On Friday, I wrote about the Russell 2000 and what a potential breakout could mean for the stock market. At the open today, this index hit a fresh all-time high. Before breaking out the balloons and party streamers, let’s see if it can close at new highs and not give back too much over the coming days. With the Dow closing above 20,000 for five straight days I will have a new target very shortly that looks to be several thousand points higher.

Turning to key sector leadership, it’s continues to be strong and constructive. Semis have paused of late, but continue to trade right up against new highs. While extended, the rally should still have legs.

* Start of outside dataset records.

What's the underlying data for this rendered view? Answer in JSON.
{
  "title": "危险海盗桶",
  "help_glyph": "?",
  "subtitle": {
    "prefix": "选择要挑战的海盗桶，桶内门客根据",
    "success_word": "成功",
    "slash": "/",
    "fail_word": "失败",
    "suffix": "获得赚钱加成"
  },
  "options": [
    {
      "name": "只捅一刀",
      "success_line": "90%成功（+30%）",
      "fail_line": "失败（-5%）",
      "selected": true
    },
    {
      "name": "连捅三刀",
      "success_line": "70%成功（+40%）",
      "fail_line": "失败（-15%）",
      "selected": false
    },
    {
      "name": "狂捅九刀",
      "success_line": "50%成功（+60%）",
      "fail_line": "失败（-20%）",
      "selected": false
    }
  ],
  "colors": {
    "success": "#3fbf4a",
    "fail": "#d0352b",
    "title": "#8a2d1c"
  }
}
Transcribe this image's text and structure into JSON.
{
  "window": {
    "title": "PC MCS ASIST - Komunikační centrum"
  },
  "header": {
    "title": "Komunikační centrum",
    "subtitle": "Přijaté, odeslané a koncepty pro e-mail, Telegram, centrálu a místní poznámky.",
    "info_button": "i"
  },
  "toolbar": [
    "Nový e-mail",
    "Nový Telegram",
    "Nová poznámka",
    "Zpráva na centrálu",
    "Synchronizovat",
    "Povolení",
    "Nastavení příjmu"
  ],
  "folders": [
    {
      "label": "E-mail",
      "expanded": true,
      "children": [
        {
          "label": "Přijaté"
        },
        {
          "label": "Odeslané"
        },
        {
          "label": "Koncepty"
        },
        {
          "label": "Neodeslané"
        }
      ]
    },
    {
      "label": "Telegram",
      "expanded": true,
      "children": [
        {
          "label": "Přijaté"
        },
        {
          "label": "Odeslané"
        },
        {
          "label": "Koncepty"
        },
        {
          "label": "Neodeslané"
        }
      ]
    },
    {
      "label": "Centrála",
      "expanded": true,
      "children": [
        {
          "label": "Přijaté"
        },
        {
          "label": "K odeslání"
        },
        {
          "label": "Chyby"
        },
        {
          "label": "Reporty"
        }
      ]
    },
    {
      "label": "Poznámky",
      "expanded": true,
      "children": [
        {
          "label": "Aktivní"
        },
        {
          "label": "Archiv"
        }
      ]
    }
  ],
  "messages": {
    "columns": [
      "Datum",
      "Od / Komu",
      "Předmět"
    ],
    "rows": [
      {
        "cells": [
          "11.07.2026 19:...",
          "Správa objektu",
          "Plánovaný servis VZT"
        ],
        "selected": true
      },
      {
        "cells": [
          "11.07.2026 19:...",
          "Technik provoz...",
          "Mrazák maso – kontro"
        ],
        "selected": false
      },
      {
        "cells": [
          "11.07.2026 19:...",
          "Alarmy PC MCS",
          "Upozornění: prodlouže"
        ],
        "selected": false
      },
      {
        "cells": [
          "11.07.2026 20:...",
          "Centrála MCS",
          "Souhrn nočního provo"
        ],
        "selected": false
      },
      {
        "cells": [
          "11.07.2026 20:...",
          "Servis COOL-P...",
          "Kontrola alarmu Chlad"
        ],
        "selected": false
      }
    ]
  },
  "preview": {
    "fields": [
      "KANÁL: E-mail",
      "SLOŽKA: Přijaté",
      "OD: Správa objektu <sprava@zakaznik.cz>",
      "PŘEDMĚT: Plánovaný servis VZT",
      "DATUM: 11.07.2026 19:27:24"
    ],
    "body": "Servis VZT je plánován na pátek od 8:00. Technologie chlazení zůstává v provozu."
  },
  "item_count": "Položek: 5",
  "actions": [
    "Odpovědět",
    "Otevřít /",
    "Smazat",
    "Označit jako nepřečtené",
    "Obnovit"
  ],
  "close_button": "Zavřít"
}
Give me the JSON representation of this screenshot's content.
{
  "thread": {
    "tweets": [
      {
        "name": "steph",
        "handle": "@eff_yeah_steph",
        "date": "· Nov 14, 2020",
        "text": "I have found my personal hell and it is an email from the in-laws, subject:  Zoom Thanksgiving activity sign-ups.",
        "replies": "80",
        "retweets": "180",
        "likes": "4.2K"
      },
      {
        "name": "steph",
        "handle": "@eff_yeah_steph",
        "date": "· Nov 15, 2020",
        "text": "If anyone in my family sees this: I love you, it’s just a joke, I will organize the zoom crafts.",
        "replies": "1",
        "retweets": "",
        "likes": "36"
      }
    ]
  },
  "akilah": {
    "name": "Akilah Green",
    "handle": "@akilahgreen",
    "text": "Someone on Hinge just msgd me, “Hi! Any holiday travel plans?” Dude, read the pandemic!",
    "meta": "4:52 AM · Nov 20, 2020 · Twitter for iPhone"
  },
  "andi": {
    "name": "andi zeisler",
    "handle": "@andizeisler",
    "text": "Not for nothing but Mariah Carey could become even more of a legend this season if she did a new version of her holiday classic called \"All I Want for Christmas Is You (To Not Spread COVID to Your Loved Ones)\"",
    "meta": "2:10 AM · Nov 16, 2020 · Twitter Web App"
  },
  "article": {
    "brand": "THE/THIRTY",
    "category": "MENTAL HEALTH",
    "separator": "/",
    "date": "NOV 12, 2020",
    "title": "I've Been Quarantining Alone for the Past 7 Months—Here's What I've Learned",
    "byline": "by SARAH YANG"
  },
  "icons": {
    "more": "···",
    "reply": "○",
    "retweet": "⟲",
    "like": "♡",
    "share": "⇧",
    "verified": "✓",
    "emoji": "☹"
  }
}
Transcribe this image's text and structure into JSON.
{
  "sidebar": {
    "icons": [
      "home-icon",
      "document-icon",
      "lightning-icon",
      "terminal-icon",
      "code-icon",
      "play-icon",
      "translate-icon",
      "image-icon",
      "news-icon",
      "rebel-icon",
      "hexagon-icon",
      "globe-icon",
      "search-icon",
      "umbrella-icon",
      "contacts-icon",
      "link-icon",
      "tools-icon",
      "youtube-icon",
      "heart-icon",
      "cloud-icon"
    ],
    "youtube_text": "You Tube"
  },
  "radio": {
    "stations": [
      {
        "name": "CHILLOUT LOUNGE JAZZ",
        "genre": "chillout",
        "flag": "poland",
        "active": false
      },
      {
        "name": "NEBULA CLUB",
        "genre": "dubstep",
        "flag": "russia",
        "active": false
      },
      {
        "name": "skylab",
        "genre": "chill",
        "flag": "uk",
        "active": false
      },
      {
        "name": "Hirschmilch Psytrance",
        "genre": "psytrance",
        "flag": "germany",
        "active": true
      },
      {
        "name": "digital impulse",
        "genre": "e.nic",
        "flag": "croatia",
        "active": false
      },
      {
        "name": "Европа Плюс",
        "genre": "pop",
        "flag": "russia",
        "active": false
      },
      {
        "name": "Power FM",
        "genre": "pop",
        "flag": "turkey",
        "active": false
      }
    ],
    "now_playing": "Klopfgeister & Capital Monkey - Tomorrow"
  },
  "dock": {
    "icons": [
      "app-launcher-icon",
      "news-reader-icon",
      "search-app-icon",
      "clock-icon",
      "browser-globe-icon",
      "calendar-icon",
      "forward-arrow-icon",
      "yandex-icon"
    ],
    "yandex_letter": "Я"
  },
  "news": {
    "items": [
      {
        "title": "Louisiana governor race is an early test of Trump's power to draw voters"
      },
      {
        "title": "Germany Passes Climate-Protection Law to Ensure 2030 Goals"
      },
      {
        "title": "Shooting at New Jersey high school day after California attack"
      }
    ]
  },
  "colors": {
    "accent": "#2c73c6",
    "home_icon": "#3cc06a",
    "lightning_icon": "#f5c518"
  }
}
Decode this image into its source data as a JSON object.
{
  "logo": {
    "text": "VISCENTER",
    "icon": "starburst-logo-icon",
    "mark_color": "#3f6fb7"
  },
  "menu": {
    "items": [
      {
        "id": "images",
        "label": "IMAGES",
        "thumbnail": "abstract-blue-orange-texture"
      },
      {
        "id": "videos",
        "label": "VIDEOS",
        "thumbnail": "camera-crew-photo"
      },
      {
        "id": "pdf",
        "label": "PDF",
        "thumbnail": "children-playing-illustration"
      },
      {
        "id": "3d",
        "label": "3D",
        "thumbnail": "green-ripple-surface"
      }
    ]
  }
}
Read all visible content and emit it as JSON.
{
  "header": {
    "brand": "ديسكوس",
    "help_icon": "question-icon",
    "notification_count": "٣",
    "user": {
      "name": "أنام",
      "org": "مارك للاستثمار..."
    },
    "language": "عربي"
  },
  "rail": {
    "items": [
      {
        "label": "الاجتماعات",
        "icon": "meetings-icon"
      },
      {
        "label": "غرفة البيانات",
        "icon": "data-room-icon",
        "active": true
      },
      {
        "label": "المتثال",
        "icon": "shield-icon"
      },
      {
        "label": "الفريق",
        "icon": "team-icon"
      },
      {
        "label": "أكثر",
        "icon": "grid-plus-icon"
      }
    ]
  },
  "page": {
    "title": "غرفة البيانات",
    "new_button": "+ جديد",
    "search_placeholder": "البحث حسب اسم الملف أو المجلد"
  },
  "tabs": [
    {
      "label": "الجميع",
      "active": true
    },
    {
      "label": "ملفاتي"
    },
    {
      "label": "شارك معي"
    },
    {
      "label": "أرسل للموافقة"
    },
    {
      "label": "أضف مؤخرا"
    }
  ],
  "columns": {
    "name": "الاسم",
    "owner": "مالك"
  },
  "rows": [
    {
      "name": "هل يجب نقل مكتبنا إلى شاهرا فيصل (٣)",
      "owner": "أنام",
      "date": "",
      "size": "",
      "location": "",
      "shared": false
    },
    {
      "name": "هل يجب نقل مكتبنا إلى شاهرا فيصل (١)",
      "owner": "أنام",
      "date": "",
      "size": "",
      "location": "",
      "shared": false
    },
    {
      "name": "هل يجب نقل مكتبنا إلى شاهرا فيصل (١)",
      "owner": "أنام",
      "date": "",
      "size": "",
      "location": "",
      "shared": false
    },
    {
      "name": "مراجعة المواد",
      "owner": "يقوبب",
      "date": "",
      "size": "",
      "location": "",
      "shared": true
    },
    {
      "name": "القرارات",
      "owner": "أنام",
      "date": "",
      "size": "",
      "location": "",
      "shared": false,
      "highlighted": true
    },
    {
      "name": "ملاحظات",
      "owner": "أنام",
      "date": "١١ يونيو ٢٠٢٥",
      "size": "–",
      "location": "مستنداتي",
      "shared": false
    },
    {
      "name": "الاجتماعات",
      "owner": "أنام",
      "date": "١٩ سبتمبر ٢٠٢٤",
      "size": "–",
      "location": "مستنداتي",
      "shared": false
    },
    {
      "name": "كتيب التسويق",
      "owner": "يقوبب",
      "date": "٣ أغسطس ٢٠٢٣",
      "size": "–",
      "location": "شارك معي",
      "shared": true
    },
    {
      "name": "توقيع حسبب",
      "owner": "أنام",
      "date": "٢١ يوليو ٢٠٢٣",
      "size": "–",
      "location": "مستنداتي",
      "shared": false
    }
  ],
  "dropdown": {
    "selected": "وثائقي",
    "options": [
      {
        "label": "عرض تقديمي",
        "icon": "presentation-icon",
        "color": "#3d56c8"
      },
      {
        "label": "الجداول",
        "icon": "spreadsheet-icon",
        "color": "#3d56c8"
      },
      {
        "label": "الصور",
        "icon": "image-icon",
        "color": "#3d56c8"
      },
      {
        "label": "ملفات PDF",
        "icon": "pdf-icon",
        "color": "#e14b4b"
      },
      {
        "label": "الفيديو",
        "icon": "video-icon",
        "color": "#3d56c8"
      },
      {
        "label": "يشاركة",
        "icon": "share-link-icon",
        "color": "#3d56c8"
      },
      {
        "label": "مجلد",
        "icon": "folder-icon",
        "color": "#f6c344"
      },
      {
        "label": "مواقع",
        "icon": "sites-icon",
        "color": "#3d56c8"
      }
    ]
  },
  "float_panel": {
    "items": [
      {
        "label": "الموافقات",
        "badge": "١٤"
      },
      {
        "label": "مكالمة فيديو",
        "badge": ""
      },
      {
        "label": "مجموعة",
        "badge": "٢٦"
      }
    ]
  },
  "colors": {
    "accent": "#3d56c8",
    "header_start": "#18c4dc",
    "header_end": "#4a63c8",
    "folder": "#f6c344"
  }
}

Banks, which have traded in a tight range since early December, are trying to breakout to the upside right now. Only a failure here and break to the downside would cause me to temper my intermediate-term enthusiasm.

Like the banks, transports have also been in a trading range since early December and are trying to breakout higher  now. That is certainly bullish from an economic standpoint.

Finally, consumer discretionary, which I did not think would quickly reassert itself heading into 2017, has done just that. It now stands at all-time highs.

It’s really hard for the bears to argue that a bear market or even 10%+ correction is close at hand. The major stock market indices are back in gear to the upside as well as the four key sectors. Of course, this strength never, ever precludes a routine, normal and healthy 2-5% pullback. In this case, as I have said for many years, weakness is a buying opportunity.